(J.R. Miller, “Help for the Day”)
It is not what a man does or says purposely and with direct intention, which leaves the deepest mark in the world and in other lives — but it is the unconscious unpurposed influences which go out from him like the fragrances from a garden. Character is not necessarily what the man does — but what the man is!
There are great multitudes of humble Christian lives lived on the earth, which have no name among men, whose work no pen records and no marble immortalizes — but which are well known and unspeakably dear to God; and whose influence will be seen, in the end, to reach to farthest shores. They make no noise in the world — but it does not need noise to make a life beautiful and noble. Many of God’s most potent ministries are noiseless.
How silently all day long the sunbeams fall upon the fields and gardens — and yet what cheer, what inspiration, what life and beauty they diffuse!
How silently the flowers bloom — and yet what rich blessings of beauty and fragrance do they emit!
How silently the stars move on in their majestic marches around God’s throne — and yet the telescope shows us that they are mighty worlds representing utterly incalculable power!

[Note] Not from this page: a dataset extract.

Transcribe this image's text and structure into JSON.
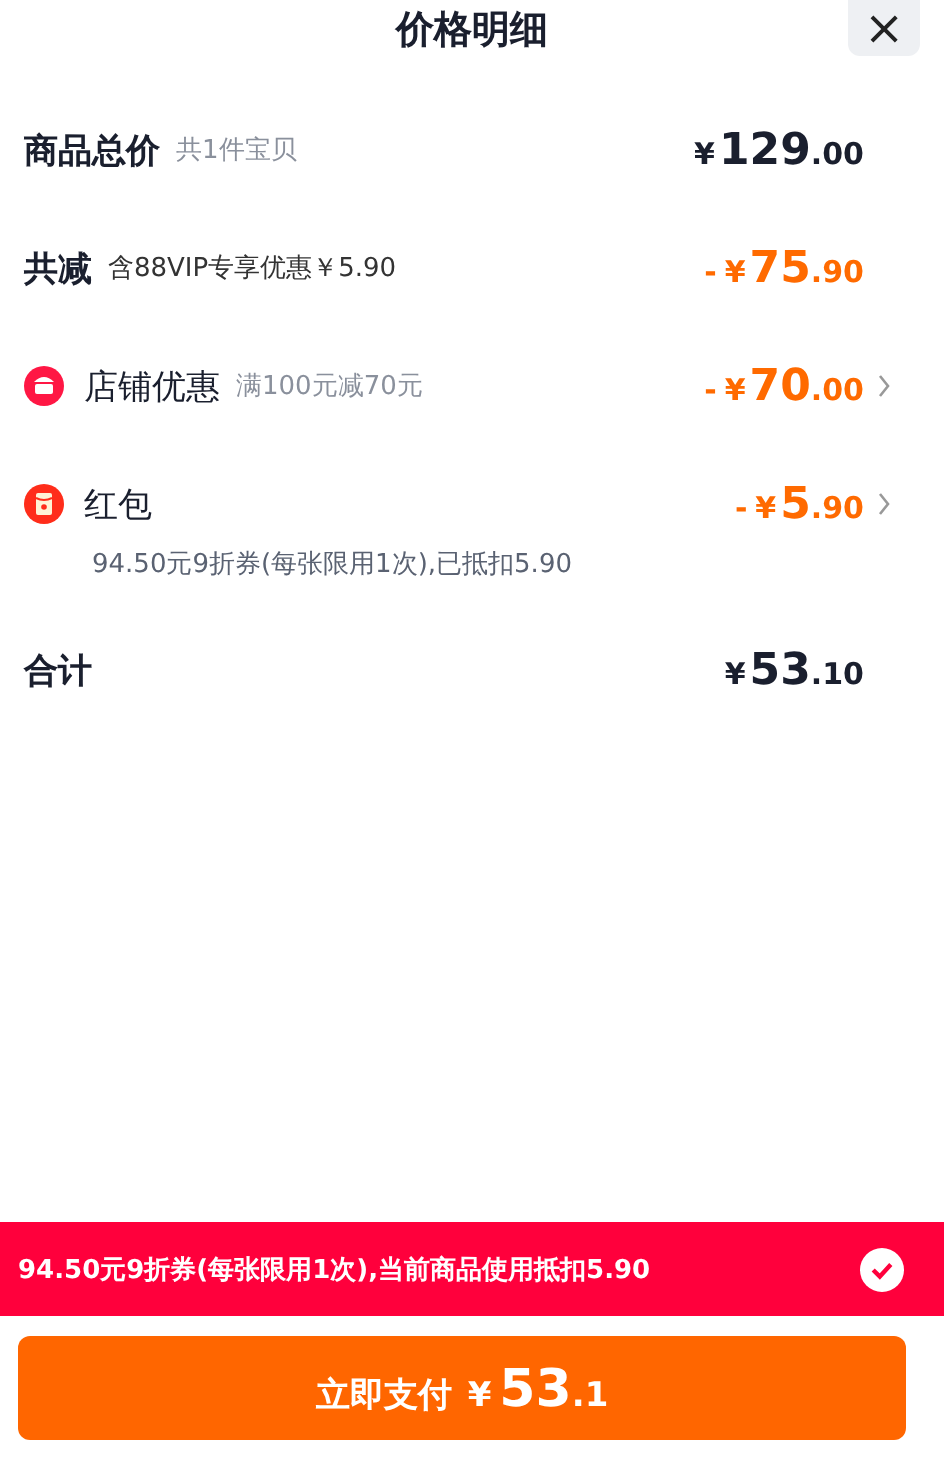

The silent personal influence of a holy Christian has a healing, life-giving effect wherever it falls. Such a man goes about his daily duty as other men do; but, while he is engaged in common things, he is continually dropping seeds of blessing, which spring up behind him in heavenly beauty and fragrance!
In all true living, while men execute their greater plans — they are ever unintentionally performing a series of unconscious acts which often yield most beneficent and far-reaching results. There is a wayside ministry, for instance, made up of countless little courtesies, gentle words, mere passing touches on the lives of those we meet casually, impulses given by our salutations, influences flowing indirectly from the things we do and the words we speak — a ministry undesigned, unplanned, unnoted, merely incidental — and yet it is impossible to measure the wondrous results of these unconscious acts of usefulness.